スルフィド
スルフィド (sulfide, sulphide) は二価の硫黄が2個の有機基で置換された有機化合物である。その構造は R−S−R' で表され、エーテルの酸素を硫黄で置換した構造であることから、チオエーテル (thioether) とも呼ばれる。 一方、硫黄原子はカートネーション性を示す元素であることから、R−SS−R' や R−SSS−R' など硫黄原子が線形に連結した化合物も存在し、それらは ジスルフィド (disulfide)、トリスルフィド (trisulfide) と硫黄原子の連結数に応じて呼ばれる。 化合物の二つの部分構造がジスルフィドで連結されている場合、当該部分は ジスルフィド結合 と呼称される。
合成
通常、スルフィドは、チオールに塩基を作用させて発生させたチオラートアニオンと、ハロゲン化アルキルなどの間の求核置換反応により合成される。
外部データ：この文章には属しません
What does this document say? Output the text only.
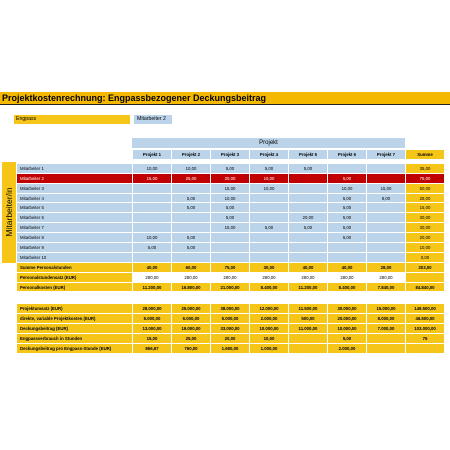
Projektkostenrechnung: Engpassbezogener Deckungsbeitrag
Engpass	Mitarbeiter 2
Projekt
Mitarbeiter/in
	Projekt 1	Projekt 2	Projekt 3	Projekt 4	Projekt 5	Projekt 6	Projekt 7	Summe

Mitarbeiter 1	10,00	10,00	5,00	5,00	5,00			35,00
Mitarbeiter 2	15,00	25,00	20,00	10,00		5,00		75,00
Mitarbeiter 3			15,00	10,00		10,00	15,00	50,00
Mitarbeiter 4		5,00	10,00			5,00	8,00	28,00
Mitarbeiter 5		5,00	5,00			5,00		15,00
Mitarbeiter 6			5,00		20,00	5,00		30,00
Mitarbeiter 7			15,00	5,00	5,00	5,00		30,00
Mitarbeiter 8	10,00	5,00				5,00		20,00
Mitarbeiter 9	5,00	5,00						10,00
Mitarbeiter 10								0,00
Summe Personalstunden	40,00	60,00	75,00	30,00	40,00	40,00	28,00	303,00
Personalstundensatz (EUR)	280,00	280,00	280,00	280,00	280,00	280,00	280,00	
Personalkosten (EUR)	11.200,00	16.800,00	21.000,00	8.400,00	11.200,00	8.400,00	7.840,00	84.840,00

Projektumsatz (EUR)	28.000,00	25.000,00	38.000,00	12.000,00	11.500,00	30.000,00	15.000,00	149.500,00
direkte, variable Projektkosten (EUR)	5.000,00	6.000,00	5.000,00	2.000,00	500,00	20.000,00	8.000,00	46.500,00
Deckungsbeitrag (EUR)	13.000,00	19.000,00	33.000,00	10.000,00	11.000,00	10.000,00	7.000,00	103.000,00
Engpassverbrauch in Stunden	15,00	25,00	20,00	10,00		5,00		75
Deckungsbeitrag pro Engpass-Stunde (EUR)	866,67	760,00	1.650,00	1.000,00		2.000,00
- R-SH − H+ + R'-X → R-S-R' + X−
対称ジスルフィドは、チオールに適当な酸化剤を作用させれば発生する。反応系を弱塩基性にすることもある。
- 2 R-SH + [Ox] → R-SS-R
性質
スルフィド類は特有の臭気があり、おおむね悪臭である。もっとも単純な構造のスルフィドであるジメチルスルフィドは、いわゆる「磯の香り」の主成分である。ただし、それは、ごく低濃度の場合にそう感じるということである。また、ニンニクやタマネギの臭いの元もスルフィド類である。
スルフィドもジスルフィドも酸化されやすく、S-オキシド体あるいは S,S-ジオキシド体へと酸化される。
また生体内反応でメチル化反応はメチオニン残基に由来する S-メチルスルフィドが関与している。
ジスルフィドは還元的に開裂し、それぞれ2つのチオール基となる。チオール基同士は酸化条件下でジスルフィド結合を形成する。この様に生体内においては蛋白質のシステイン残基は、蛋白質のおかれた環境の酸化的あるいは還元的な雰囲気の変化に応じて、ジスルフィド結合を形成したり開裂したりしている。このことは蛋白質の高次構造を決定する上で重要な要素となっている。
- R-SS-R + [Red] → 2 R-SH
ジスルフィドは強い求核剤 (Nu−) と反応して、チオラートアニオン と置換生成物とを生成される。
- R-SS-R + Nu− → R-S-Nu + RS−
また、身近な例においては美容のコールドパーマは毛髪のシスチン残基のジスルフィド結合を還元的に切断した後に髪型を形成し、その後に酸化的にジスルフィド結合を再結合させることにより、毛髪を生成している蛋白質を固定化している。